4e de couverture - éd. J'ai Lu -
"« Les réminiscences n’étaient que le commencement… »
Le voile a été levé sur les étranges rêves de Cornélia mais elle est plus que jamais en danger. Pourtant, la seule prudence n’est pas ce qui la pousse à rester auprès de Henri. Progressivement, leurs liens se renforcent bien que l’ombre du passé plane sur leur relation…
Pire encore, pour assurer leur protection contre Avoriel, ils doivent retourner à Reddening House où Cornélia a été témoin des horreurs que peuvent commettre ses habitants. Déjà angoissée, la jeune femme se noie de plus en plus dans de bien surprenantes visions…"

LarmesRouges2

Il y a des livres dont on attend la sortie avec une certaine impatience, avant d'attendre patiemment d'avoir le temps de le lire au calme pour mieux le savourer. Ce 2e tome des Larmes Rouges - avis tome 1 - fait partie de ceux-là et il faut dire que lorsqu'on a commencé à voir fleurir les premiers avis, les premières dédicaces, l'envie est devenue de plus en plus forte. Ceci pour dire que j'espérais énormément de cette lecture. Mais je l'ai beaucoup moins aimé que le premier.

Il y a des livres qui, pour être appréciés, ont besoin qu'on s'attache plus ou moins à leurs personnages. Il y en a d'autres dans lesquel on voudrait voir une réelle avancée dans l'histoire ; et parfois même qu'ils se démarquent des précédents. C'est en général ce que j'attends d'un tome 2 et que je n'ai pas eu ici.

Les personnages : Cornélia n'est plus la jeune fille fragile et totalement déprimée du début. Elle a découvert la vérité sur ce qu'elle est, commence à connaître ses pouvoirs (et à les utiliser) mais cela fait encore plus ressortir son caractère versatile et capricieux d'adolescente en rébellion (et pas rebelle du tout au final). Du coup, elle est juste insupportable avec sa curiosité mal placée et ses réactions souvent exagérées ; sans parler du fait qu'elle choisit systématiquement l'option la pire possible.
Mais j'avoue que par moments je la comprenais tant j'ai trouvé que son compagnon n'était pas mieux loti.
Henri n'a pour moi dans ce tome plus rien d'attirant. Il est LE prince des vampires et en tant que tel se montre arrogant, autoritaire, dominateur, possessif et en prime terriblement jaloux. Il semble que cela lui donne aussi le droit de dicter sa conduite à Cornélia, sans toujours lui donner les raisons de ses interdits autre que "c'est pour ton bien" (ou alors j'ai loupé un épisode) ; ce qui face à une jeune adulte de 20 ans est loin d'être suffisant. Je n'ai d'ailleurs pas compris ce refus d'expliquer les risques de l'utilisation de ses pouvoirs ou le comment des entraînements, ni son entêtement d'ailleurs.
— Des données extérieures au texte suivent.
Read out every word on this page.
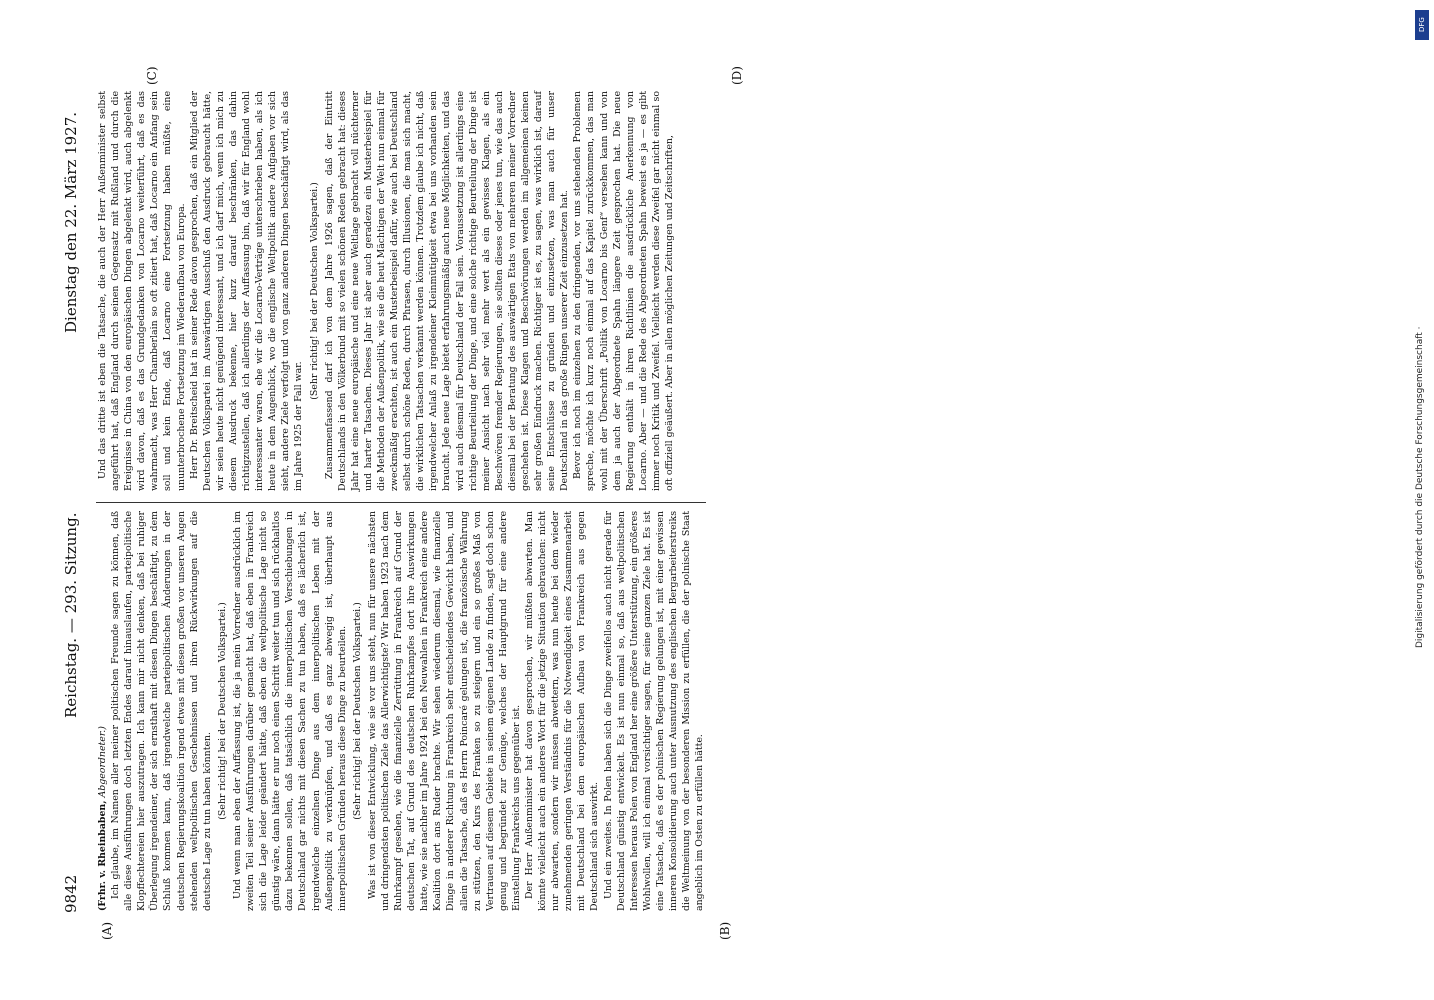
9842
Reichstag. — 293. Sitzung.
Dienstag den 22. März 1927.
(A)	(B)
(C)	(D)

(Frhr. v. Rheinbaben, Abgeordneter.) Ich glaube, im Namen aller meiner politischen Freunde sagen zu können, daß alle diese Ausführungen doch letzten Endes darauf hinauslaufen, parteipolitische Klopffechtereien hier auszutragen. Ich kann mir nicht denken, daß bei ruhiger Überlegung irgendeiner, der sich ernsthaft mit diesen Dingen beschäftigt, zu dem Schluß kommen kann, daß irgendwelche parteipolitischen Änderungen in der deutschen Regierungskoalition irgend etwas mit diesen großen vor unseren Augen stehenden weltpolitischen Geschehnissen und ihren Rückwirkungen auf die deutsche Lage zu tun haben könnten.

(Sehr richtig! bei der Deutschen Volkspartei.) Und wenn man eben der Auffassung ist, die ja mein Vorredner ausdrücklich im zweiten Teil seiner Ausführungen darüber gemacht hat, daß eben in Frankreich sich die Lage leider geändert hätte, daß eben die weltpolitische Lage nicht so günstig wäre, dann hätte er nur noch einen Schritt weiter tun und sich rückhaltlos dazu bekennen sollen, daß tatsächlich die innerpolitischen Verschiebungen in Deutschland gar nichts mit diesen Sachen zu tun haben, daß es lächerlich ist, irgendwelche einzelnen Dinge aus dem innerpolitischen Leben mit der Außenpolitik zu verknüpfen, und daß es ganz abwegig ist, überhaupt aus innerpolitischen Gründen heraus diese Dinge zu beurteilen. (Sehr richtig! bei der Deutschen Volkspartei.) Was ist von dieser Entwicklung, wie sie vor uns steht, nun für unsere nächsten und dringendsten politischen Ziele das Allerwichtigste? Wir haben 1923 nach dem Ruhrkampf gesehen, wie die finanzielle Zerrüttung in Frankreich auf Grund der deutschen Tat, auf Grund des deutschen Ruhrkampfes dort ihre Auswirkungen hatte, wie sie nachher im Jahre 1924 bei den Neuwahlen in Frankreich eine andere Koalition dort ans Ruder brachte. Wir sehen wiederum diesmal, wie finanzielle Dinge in anderer Richtung in Frankreich sehr entscheidendes Gewicht haben, und allein die Tatsache, daß es Herrn Poincaré gelungen ist, die französische Währung zu stützen, den Kurs des Franken so zu steigern und ein so großes Maß von Vertrauen auf diesem Gebiete in seinem eigenen Lande zu finden, sagt doch schon genug und begründet zur Genüge, welches der Hauptgrund für eine andere Einstellung Frankreichs uns gegenüber ist. Der Herr Außenminister hat davon gesprochen, wir müßten abwarten. Man könnte vielleicht auch ein anderes Wort für die jetzige Situation gebrauchen: nicht nur abwarten, sondern wir müssen abwettern, was nun heute bei dem wieder zunehmenden geringen Verständnis für die Notwendigkeit eines Zusammenarbeit mit Deutschland bei dem europäischen Aufbau von Frankreich aus gegen Deutschland sich auswirkt. Und ein zweites. In Polen haben sich die Dinge zweifellos auch nicht gerade für Deutschland günstig entwickelt. Es ist nun einmal so, daß aus weltpolitischen Interessen heraus Polen von England her eine größere Unterstützung, ein größeres Wohlwollen, will ich einmal vorsichtiger sagen, für seine ganzen Ziele hat. Es ist eine Tatsache, daß es der polnischen Regierung gelungen ist, mit einer gewissen inneren Konsolidierung auch unter Ausnutzung des englischen Bergarbeiterstreiks die Weltmeinung von der besonderen Mission zu erfüllen, die der polnische Staat angeblich im Osten zu erfüllen hätte.

Und das dritte ist eben die Tatsache, die auch der Herr Außenminister selbst angeführt hat, daß England durch seinen Gegensatz mit Rußland und durch die Ereignisse in China von den europäischen Dingen abgelenkt wird, auch abgelenkt wird davon, daß es das Grundgedanken von Locarno weiterführt, daß es das wahrmacht, was Herr Chamberlain so oft zitiert hat, daß Locarno ein Anfang sein soll und kein Ende, daß Locarno eine Fortsetzung haben müßte, eine ununterbrochene Fortsetzung im Wiederaufbau von Europa. Herr Dr. Breitscheid hat in seiner Rede davon gesprochen, daß ein Mitglied der Deutschen Volkspartei im Auswärtigen Ausschuß den Ausdruck gebraucht hätte, wir seien heute nicht genügend interessant, und ich darf mich, wenn ich mich zu diesem Ausdruck bekenne, hier kurz darauf beschränken, das dahin richtigzustellen, daß ich allerdings der Auffassung bin, daß wir für England wohl interessanter waren, ehe wir die Locarno-Verträge unterschrieben haben, als ich heute in dem Augenblick, wo die englische Weltpolitik andere Aufgaben vor sich sieht, andere Ziele verfolgt und von ganz anderen Dingen beschäftigt wird, als das im Jahre 1925 der Fall war.

(Sehr richtig! bei der Deutschen Volkspartei.) Zusammenfassend darf ich von dem Jahre 1926 sagen, daß der Eintritt Deutschlands in den Völkerbund mit so vielen schönen Reden gebracht hat: dieses Jahr hat eine neue europäische und eine neue Weltlage gebracht voll nüchterner und harter Tatsachen. Dieses Jahr ist aber auch geradezu ein Musterbeispiel für die Methoden der Außenpolitik, wie sie die heut Mächtigen der Welt nun einmal für zweckmäßig erachten, ist auch ein Musterbeispiel dafür, wie auch bei Deutschland selbst durch schöne Reden, durch Phrasen, durch Illusionen, die man sich macht, die wirklichen Tatsachen verkannt werden können. Trotzdem glaube ich nicht, daß irgendwelcher Anlaß zu irgendeiner Kleinmütigkeit etwa bei uns vorhanden sein braucht. Jede neue Lage bietet erfahrungsmäßig auch neue Möglichkeiten, und das wird auch diesmal für Deutschland der Fall sein. Voraussetzung ist allerdings eine richtige Beurteilung der Dinge, und eine solche richtige Beurteilung der Dinge ist meiner Ansicht nach sehr viel mehr wert als ein gewisses Klagen, als ein Beschwören fremder Regierungen, sie sollten dieses oder jenes tun, wie das auch diesmal bei der Beratung des auswärtigen Etats von mehreren meiner Vorredner geschehen ist. Diese Klagen und Beschwörungen werden im allgemeinen keinen sehr großen Eindruck machen. Richtiger ist es, zu sagen, was wirklich ist, darauf seine Entschlüsse zu gründen und einzusetzen, was man auch für unser Deutschland in das große Ringen unserer Zeit einzusetzen hat. Bevor ich noch im einzelnen zu den dringenden, vor uns stehenden Problemen spreche, möchte ich kurz noch einmal auf das Kapitel zurückkommen, das man wohl mit der Überschrift „Politik von Locarno bis Genf“ versehen kann und von dem ja auch der Abgeordnete Spahn längere Zeit gesprochen hat. Die neue Regierung enthält in ihren Richtlinien die ausdrückliche Anerkennung von Locarno. Aber — und die Rede des Abgeordneten Spahn beweist es ja — es gibt immer noch Kritik und Zweifel. Vielleicht werden diese Zweifel gar nicht einmal so oft offiziell geäußert. Aber in allen möglichen Zeitungen und Zeitschriften,

DFG
Digitalisierung gefördert durch die Deutsche Forschungsgemeinschaft ·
Visiblement la communication n'est pas son truc, contrairement au chantage O_O

Du coup, leur relation, qui forme l'intrigue principale, tourne au "Je t'aime, moi non plus", à "mon désir est plus fort que tout mais je le déteste". Cornélia se pose beaucoup de questions, tout ce qu'il y a de plus logique au vu de comment la traite Henri mais y revient toujours. Leur liaison semble alors plutôt malsaine, très déséquilibrée et à la limite d'un syndrome de Stockolm. Quand aux secrets que Cornélia essaie de cacher, ils prouvent encore une fois d'une part sa curiosité maladive, d'autre part le manque de confiance et de communication entre les deux amants.

A côté de leur histoire, l'action n'avance pas vraiment. Un nouveau personnage, dont on devine rapidement l'identité, apparaît mais son rôle pour l'instant n'est pas clairement défini. Et les vraies révélations s'arrêtent là. Certes, par un habile procédé d'écriture, l'auteur nous dévoile une partie du passé d'Henri, avant qu'il ne quitte Avoriel mais dans le même temps, cela donnait des scènes de plus en plus glauques, de plus en plus sanglantes et horribles avec un côté répétitif et une sorte de surenchère  qui m'ont lassée. Puis il manquait la distanciation donnée par les hallucinations dans le premier tome.

Tout cela a fini par occulter le style toujours aussi soigné et classique de Georgia, qui n'a pas réussi à dissiper la gêne ou le trouble créé par le sens des mots.

Au final, je n'ai pas savouré ce tome 2 dans lequel le charme de l'écriture n'a pas suffi à masquer le malaise provoqué par la relation étrange entre Henri et Cornélia, qui prend beaucoup trop d'importance par rapport à une intrigue quasi inexistante ; ni à me faire supporter le côté horrifique de scènes souvent redondantes.
Je lirai sans doute la suite mais surtout pour avoir le fin mot de l'histoire.